Annex A: OSR Approach to Compliance Checks on Uncertainty
OSR uses the two axes of “what is said” and “where it’s said” to help think about whether information about uncertainty is adequate taking into account what kind of decisions or further analysis the statistics might be used in, and by whom (including their level of expertise). In many cases there’ll be different types of people making different types of decisions, which we bear in mind. In some cases we may need to make some assumptions about the types of decisions made, the types of people or organisations making them, and their level of understanding of the statistics. We find it helpful to think specifically about the potential for misuse (for example drawing a conclusion or making a decision that may not be borne out if we had perfect data) in any given context.
What is said
- quantitative description of uncertainty. This would often be expressed as confidence intervals, margins of error or sampling errors, modelling errors, statistical significance levels. Or could be presented visually such as by using error bars or fan charts or some other shading to represent the likelihood and magnitude of uncertainty.

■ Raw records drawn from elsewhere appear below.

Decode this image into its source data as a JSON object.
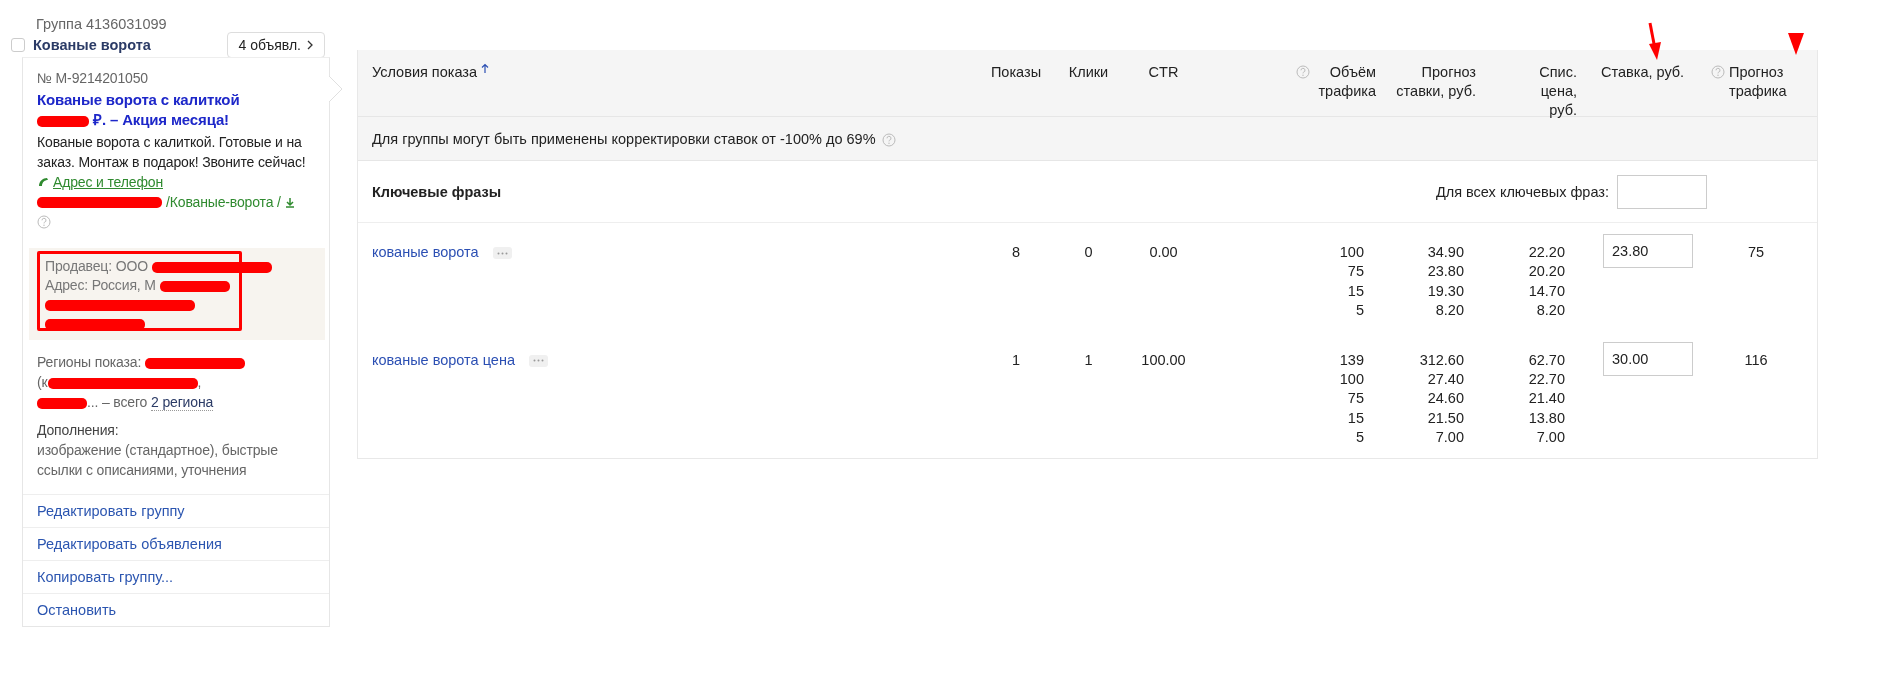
{
  "group": {
    "label": "Группа 4136031099",
    "title": "Кованые ворота",
    "checked": false,
    "ads_button": "4 объявл."
  },
  "ad": {
    "number": "№ M-9214201050",
    "title_line1": "Кованые ворота с калиткой",
    "title_line2": "₽. – Акция месяца!",
    "text": "Кованые ворота с калиткой. Готовые и на заказ. Монтаж в подарок! Звоните сейчас!",
    "contacts_link": "Адрес и телефон",
    "url": "/Кованые-ворота /",
    "seller_lines": [
      "Продавец: ООО",
      "Адрес: Россия, М"
    ],
    "regions": {
      "label": "Регионы показа:",
      "line2_start": "(к",
      "line2_end": ",",
      "line3_end": "... – всего",
      "link": "2 региона"
    },
    "extras_label": "Дополнения:",
    "extras": "изображение (стандартное), быстрые ссылки с описаниями, уточнения"
  },
  "actions": [
    "Редактировать группу",
    "Редактировать объявления",
    "Копировать группу...",
    "Остановить"
  ],
  "table": {
    "columns": [
      {
        "label": "Условия показа",
        "help": false,
        "sorted": true
      },
      {
        "label": "Показы",
        "help": false,
        "sorted": false
      },
      {
        "label": "Клики",
        "help": false,
        "sorted": false
      },
      {
        "label": "CTR",
        "help": false,
        "sorted": false
      },
      {
        "label": "Объём трафика",
        "help": true,
        "sorted": false
      },
      {
        "label": "Прогноз ставки, руб.",
        "help": false,
        "sorted": false
      },
      {
        "label": "Спис. цена, руб.",
        "help": false,
        "sorted": false
      },
      {
        "label": "Ставка, руб.",
        "help": false,
        "sorted": false
      },
      {
        "label": "Прогноз трафика",
        "help": true,
        "sorted": false
      }
    ],
    "adjustment_note": "Для группы могут быть применены корректировки ставок от -100% до 69%",
    "keywords_title": "Ключевые фразы",
    "all_keywords_label": "Для всех ключевых фраз:",
    "rows": [
      {
        "phrase": "кованые ворота",
        "shows": "8",
        "clicks": "0",
        "ctr": "0.00",
        "volumes": [
          "100",
          "75",
          "15",
          "5"
        ],
        "forecasts": [
          "34.90",
          "23.80",
          "19.30",
          "8.20"
        ],
        "list_prices": [
          "22.20",
          "20.20",
          "14.70",
          "8.20"
        ],
        "bid": "23.80",
        "traffic": "75"
      },
      {
        "phrase": "кованые ворота цена",
        "shows": "1",
        "clicks": "1",
        "ctr": "100.00",
        "volumes": [
          "139",
          "100",
          "75",
          "15",
          "5"
        ],
        "forecasts": [
          "312.60",
          "27.40",
          "24.60",
          "21.50",
          "7.00"
        ],
        "list_prices": [
          "62.70",
          "22.70",
          "21.40",
          "13.80",
          "7.00"
        ],
        "bid": "30.00",
        "traffic": "116"
      }
    ]
  }
}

- description of the likelihood and potential magnitude of revisions. This could either be anticipating (numerically or descriptively) future revisions, or provide an analysis of past revisions.
- qualitative description of possible sources of uncertainty. This category would include basic statements reminding the reader that the data are from a sample survey, and could include descriptions of definitional issues, coverage issues, response biases, any issues relating to time lags etc. It may also include details about the likelihood, direction and magnitude of any possible biases.

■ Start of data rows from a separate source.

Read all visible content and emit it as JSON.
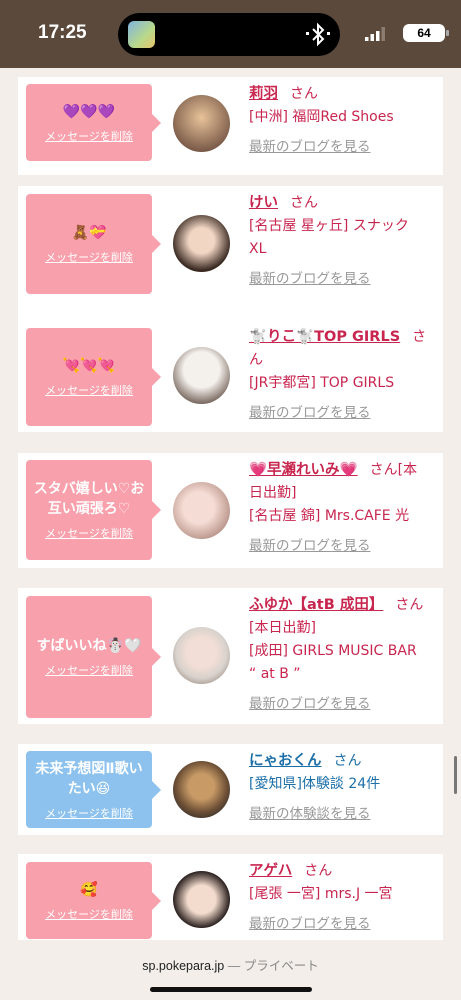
{
  "status_bar": {
    "time": "17:25",
    "battery": "64"
  },
  "cards": [
    {
      "message": "💜💜💜",
      "delete_label": "メッセージを削除",
      "bubble_color": "pink",
      "name": "莉羽",
      "honorific": "さん",
      "shop_lines": [
        "[中洲] 福岡Red Shoes"
      ],
      "link": "最新のブログを見る"
    },
    {
      "message": "🧸💝",
      "delete_label": "メッセージを削除",
      "bubble_color": "pink",
      "name": "けい",
      "honorific": "さん",
      "shop_lines": [
        "[名古屋 星ヶ丘] スナック",
        "XL"
      ],
      "link": "最新のブログを見る"
    },
    {
      "message": "💘💘💘",
      "delete_label": "メッセージを削除",
      "bubble_color": "pink",
      "name": "🐩りこ🐩TOP GIRLS",
      "honorific": "さん",
      "shop_lines": [
        "[JR宇都宮] TOP GIRLS"
      ],
      "link": "最新のブログを見る"
    },
    {
      "message": "スタバ嬉しい♡お互い頑張ろ♡",
      "delete_label": "メッセージを削除",
      "bubble_color": "pink",
      "name": "💗早瀬れいみ💗",
      "honorific": "さん[本",
      "shop_lines": [
        "日出勤]",
        "[名古屋 錦] Mrs.CAFE 光"
      ],
      "link": "最新のブログを見る"
    },
    {
      "message": "すばいいね☃️🤍",
      "delete_label": "メッセージを削除",
      "bubble_color": "pink",
      "name": "ふゆか【atB 成田】",
      "honorific": "さん",
      "shop_lines": [
        "[本日出勤]",
        "[成田] GIRLS MUSIC BAR",
        "“ at B ”"
      ],
      "link": "最新のブログを見る"
    },
    {
      "message": "未来予想図Ⅱ歌いたい😆",
      "delete_label": "メッセージを削除",
      "bubble_color": "blue",
      "name": "にゃおくん",
      "honorific": "さん",
      "shop_lines": [
        "[愛知県]体験談 24件"
      ],
      "link": "最新の体験談を見る"
    },
    {
      "message": "🥰",
      "delete_label": "メッセージを削除",
      "bubble_color": "pink",
      "name": "アゲハ",
      "honorific": "さん",
      "shop_lines": [
        "[尾張 一宮] mrs.J 一宮"
      ],
      "link": "最新のブログを見る"
    }
  ],
  "browser": {
    "domain": "sp.pokepara.jp",
    "private_label": "— プライベート"
  },
  "colors": {
    "pink": "#f8a0ab",
    "blue": "#8dc2ee",
    "name_pink": "#c8264f",
    "name_blue": "#1d6fa8",
    "status_bar": "#5b4a3c"
  }
}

- use of words like “estimate”, “approximately”, “about” or “around” that express some uncertainty in estimates. Words like “probably”, “possibly” or “may”, particularly when comparing possible changes over time or differences between categories might be used. Use of rounded numbers also helps avoid spurious accuracy (but the motivation here might be for such as confidentiality protection).
- no mention of uncertainty. This would be where the statistics and data are presented as if they were absolute facts “The unemployment rate was 4.5%”, “GDP grew by 0.2%” etc
Where it’s said
- visible and prominent (you’d have to try hard to miss it) – uncertainty is either presented up-front at the start of the document (or each section, for example) or is presented alongside the numbers or charts
- there, but could be more obvious. This is the kind of scenario where there’s a footnote that might be missed on a casual read, or where there is information in the notes at the end of a document
- invisible or so hidden that you’d have to try hard to find it. This basically covers scenarios where there is no information about uncertainty at all, or relies on a detailed read of a document, following links that aren’t very visible or well-named etc.